Too little, too late from Govt on jobless youth
Less than 10 weeks out from election day, isn’t it refreshing how the regions have emerged as a pivotal battleground ahead of September 23?
For the past fortnight, Winston Peters has purred through the provinces on his New Zealand First campaign bus, drawing sizeable crowds to his town hallstyle meetings, up and down the land.
Hot on the heels of his heartland hop-scotching, National has been wheeling out a travelling cavalcade of Cabinet ministers, to pork-barrel in the provinces.
On Thursday, the West Coast felt the ministerial love with a multi-pronged package of spending initiatives, pumping $36.8 million into the region’s economic development action plan.
From Northland to Southland, the heartland is being showered with a pronounced upswing in development and infrastructure funding, under the guide of the Government’s Regional Growth Programme.
Amid this rolling scrum of ‘‘big reveals,’’ Canterbury’s refreshed economic development strategy was shown the love last month, with a volley of fiscal lollies showering proceedings.
But the most fascinating announcement to date from this inter-provincial strip-teasing came last week in Hawke’s Bay when National unveiled a $50m investment package to help at-risk young people into employment.
The Youth Employment Pathways programme will work intensively with the 5280 most atrisk unemployed young people in Hawke’s Bay, Northland, the eastern Bay of Plenty and East Coast. All of these under-25-yearolds are not currently in work, education or training. Bureaucracy classifies these young people as ‘‘neets’’ – not in employment, education or training.

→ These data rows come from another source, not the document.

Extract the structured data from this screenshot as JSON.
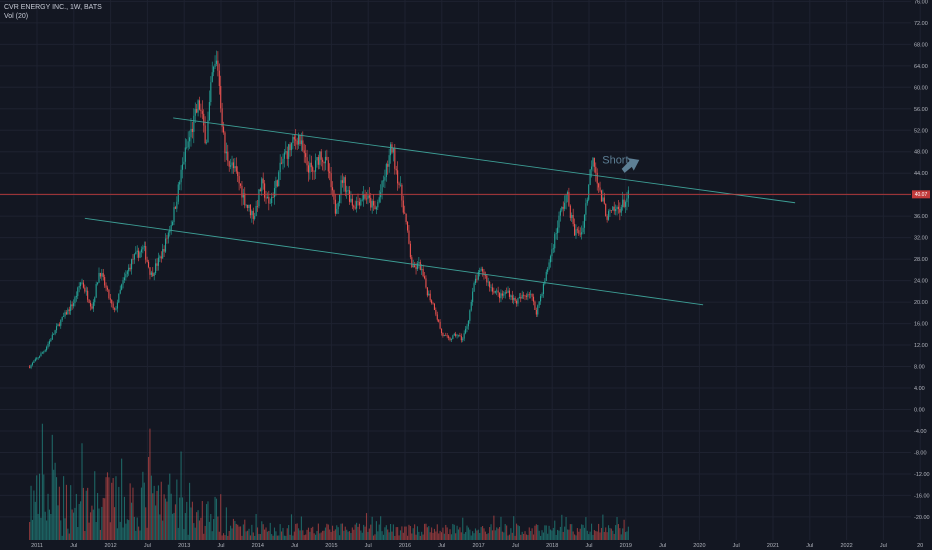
{
  "legend": {
    "symbol_line": "CVR ENERGY INC., 1W, BATS",
    "volume_line": "Vol (20)"
  },
  "chart_data": {
    "type": "candlestick",
    "title": "CVR ENERGY INC., 1W, BATS",
    "indicator": "Vol (20)",
    "price_axis": {
      "ticks": [
        "76.00",
        "72.00",
        "68.00",
        "64.00",
        "60.00",
        "56.00",
        "52.00",
        "48.00",
        "44.00",
        "40.00",
        "36.00",
        "32.00",
        "28.00",
        "24.00",
        "20.00",
        "16.00",
        "12.00",
        "8.00",
        "4.00",
        "0.00",
        "-4.00",
        "-8.00",
        "-12.00",
        "-16.00",
        "-20.00"
      ],
      "range": [
        -22,
        76
      ]
    },
    "time_axis": {
      "ticks": [
        "2011",
        "Jul",
        "2012",
        "Jul",
        "2013",
        "Jul",
        "2014",
        "Jul",
        "2015",
        "Jul",
        "2016",
        "Jul",
        "2017",
        "Jul",
        "2018",
        "Jul",
        "2019",
        "Jul",
        "2020",
        "Jul",
        "2021",
        "Jul",
        "2022",
        "Jul",
        "20"
      ],
      "range": [
        2011.0,
        2023.4
      ]
    },
    "last_price": "40.07",
    "annotation": "Short",
    "trendlines": [
      {
        "name": "upper-channel",
        "points": [
          [
            2012.85,
            54.3
          ],
          [
            2021.3,
            38.5
          ]
        ]
      },
      {
        "name": "lower-channel",
        "points": [
          [
            2011.65,
            35.6
          ],
          [
            2020.05,
            19.5
          ]
        ]
      }
    ],
    "price_keypoints": [
      [
        2010.9,
        8
      ],
      [
        2011.1,
        11
      ],
      [
        2011.3,
        16
      ],
      [
        2011.5,
        20
      ],
      [
        2011.6,
        24
      ],
      [
        2011.75,
        19
      ],
      [
        2011.85,
        26
      ],
      [
        2011.95,
        22
      ],
      [
        2012.05,
        18
      ],
      [
        2012.15,
        23
      ],
      [
        2012.3,
        28
      ],
      [
        2012.45,
        30
      ],
      [
        2012.55,
        25
      ],
      [
        2012.7,
        29
      ],
      [
        2012.85,
        36
      ],
      [
        2013.0,
        47
      ],
      [
        2013.1,
        52
      ],
      [
        2013.2,
        57
      ],
      [
        2013.3,
        50
      ],
      [
        2013.38,
        62
      ],
      [
        2013.45,
        65
      ],
      [
        2013.55,
        48
      ],
      [
        2013.7,
        44
      ],
      [
        2013.85,
        38
      ],
      [
        2013.95,
        36
      ],
      [
        2014.05,
        42
      ],
      [
        2014.15,
        38
      ],
      [
        2014.25,
        42
      ],
      [
        2014.35,
        47
      ],
      [
        2014.45,
        49
      ],
      [
        2014.55,
        51
      ],
      [
        2014.65,
        46
      ],
      [
        2014.75,
        44
      ],
      [
        2014.85,
        48
      ],
      [
        2014.95,
        45
      ],
      [
        2015.05,
        37
      ],
      [
        2015.15,
        43
      ],
      [
        2015.3,
        38
      ],
      [
        2015.45,
        40
      ],
      [
        2015.6,
        37
      ],
      [
        2015.7,
        42
      ],
      [
        2015.82,
        49
      ],
      [
        2015.92,
        42
      ],
      [
        2016.0,
        36
      ],
      [
        2016.1,
        26
      ],
      [
        2016.2,
        27
      ],
      [
        2016.3,
        22
      ],
      [
        2016.4,
        19
      ],
      [
        2016.5,
        14
      ],
      [
        2016.6,
        13
      ],
      [
        2016.7,
        14
      ],
      [
        2016.78,
        13
      ],
      [
        2016.85,
        16
      ],
      [
        2016.95,
        24
      ],
      [
        2017.05,
        26
      ],
      [
        2017.15,
        23
      ],
      [
        2017.3,
        21
      ],
      [
        2017.4,
        22
      ],
      [
        2017.5,
        20
      ],
      [
        2017.6,
        21
      ],
      [
        2017.7,
        22
      ],
      [
        2017.78,
        18
      ],
      [
        2017.9,
        24
      ],
      [
        2018.0,
        30
      ],
      [
        2018.1,
        36
      ],
      [
        2018.2,
        40
      ],
      [
        2018.3,
        33
      ],
      [
        2018.4,
        33
      ],
      [
        2018.48,
        40
      ],
      [
        2018.55,
        48
      ],
      [
        2018.65,
        40
      ],
      [
        2018.75,
        36
      ],
      [
        2018.85,
        37
      ],
      [
        2018.95,
        38
      ],
      [
        2019.05,
        40
      ]
    ]
  }
}
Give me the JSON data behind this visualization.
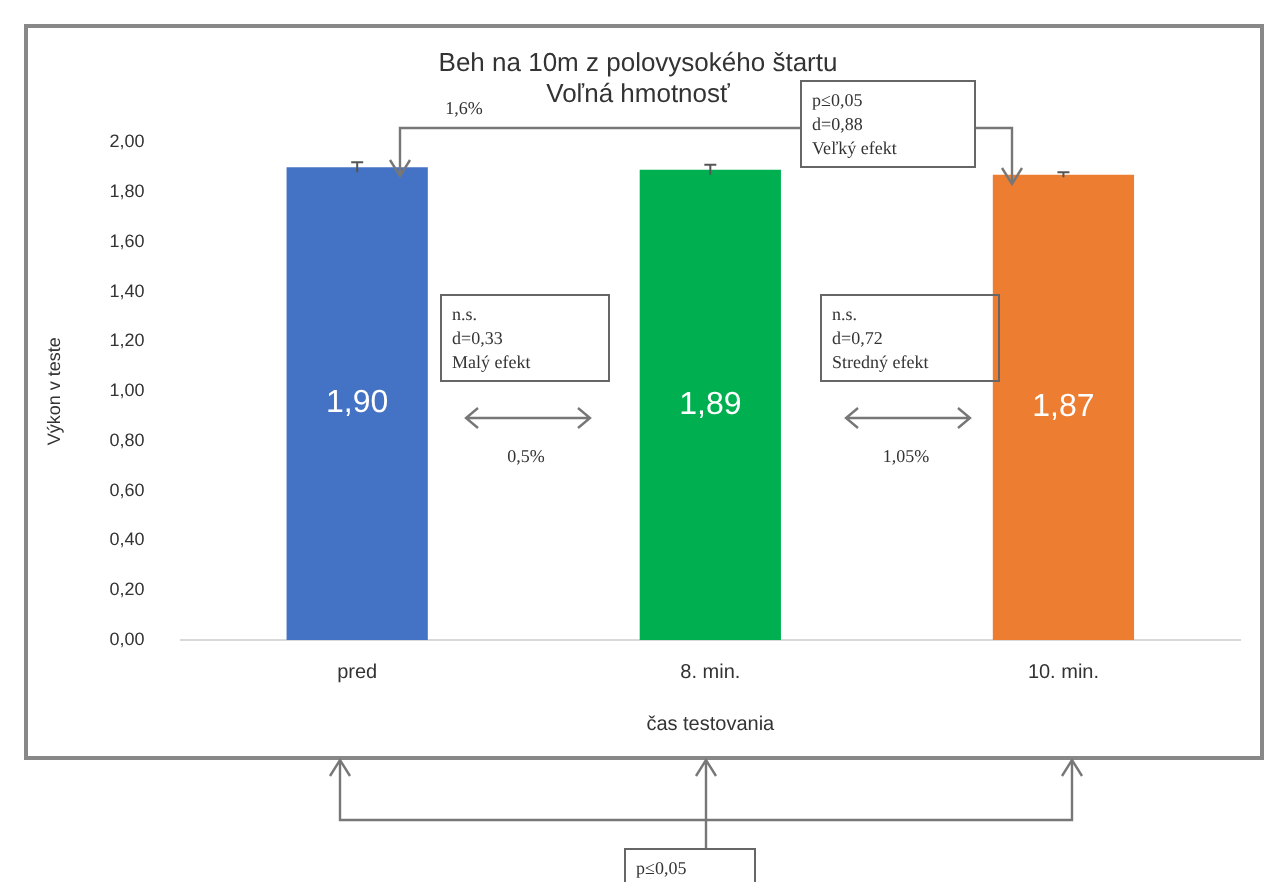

There’s much about this social investment initiative to like, given its designed to match these under25-year-olds with employers and through intensive pastoral work, keep them in employment. This programme is targeted at young people with complex needs at risk of being long-term unemployed and will focus on blitzing their employment barriers, whether it be their lack of a driver licence or treating drug abuse.
It’s all very laudable, but hopelessly small-scale and woefully belated. Why now? Why has the Government sat on its chuff and allowed tens of thousands of young Kiwis to remain vegetating on the dole, in favour of the record-busting massimportation of low-skilled workers? Only Israel has a higher rate of non-citizen immigration, per capita, in the developed world than New Zealand. And, as the latest data from Statistics New Zealand reveals, of the 73,000 net migrants who poured into New Zealand in the past year, only 8000 were classified as highly skilled.
Bravo to Don Brash who has taken to task a variety of economists for shamelessly scaremongering about the economic consequences of cutting our immigration flows. Brash points out that high immigration is not only placing exorbitant strain on our ability to sustainably fund public infrastructure, whether it be roads, schools or the health system, but it is suppressing real wage growth. Kiwi ‘‘workers would be better off with a much lower level of noncitizen immigration’’, he said on Friday.
Wage growth continues to chart a particularly anaemic course, failing to keep pace with the cost of living. In the past year, the Consumer Price Index increased 2.2 per cent, while annual wage inflation tailed behind at 1.6 per cent.
Many an employer will bemoan the diminishing sense of a good work ethic among many young Kiwis. Enhancing the value of work and the reward for the worker certainly wouldn’t go amiss, on that score.
It is utterly incongruous and intolerable that so many sectors of the economy claim they can’t find locals to fill job vacancies, given the stockpile of idle domestic labour. About 130,000 Kiwis are registered as unemployed. Canterbury’s unemployment rate has jumped from a post-quake low of 2.7 per cent in 2016 to 4 per cent in the March 2017 quarter.
As much as the Government’s youth employment announcement last week is worthy of support, National has dropped the ball by failing to apply that hands-on and transformative approach nationwide.
The Hawke’s Bay announcement only applies to 5000 neets, yet there are currently 90,000 Kiwis, aged 15 to 24, who aren’t in employment, education or training. Between March 2016 and March 2017, the number of neets in Canterbury shot up by 3900, to 10,000.
What is being done to stop this vast and growing swathe of young and rudderless Cantabs from rotting their lives away?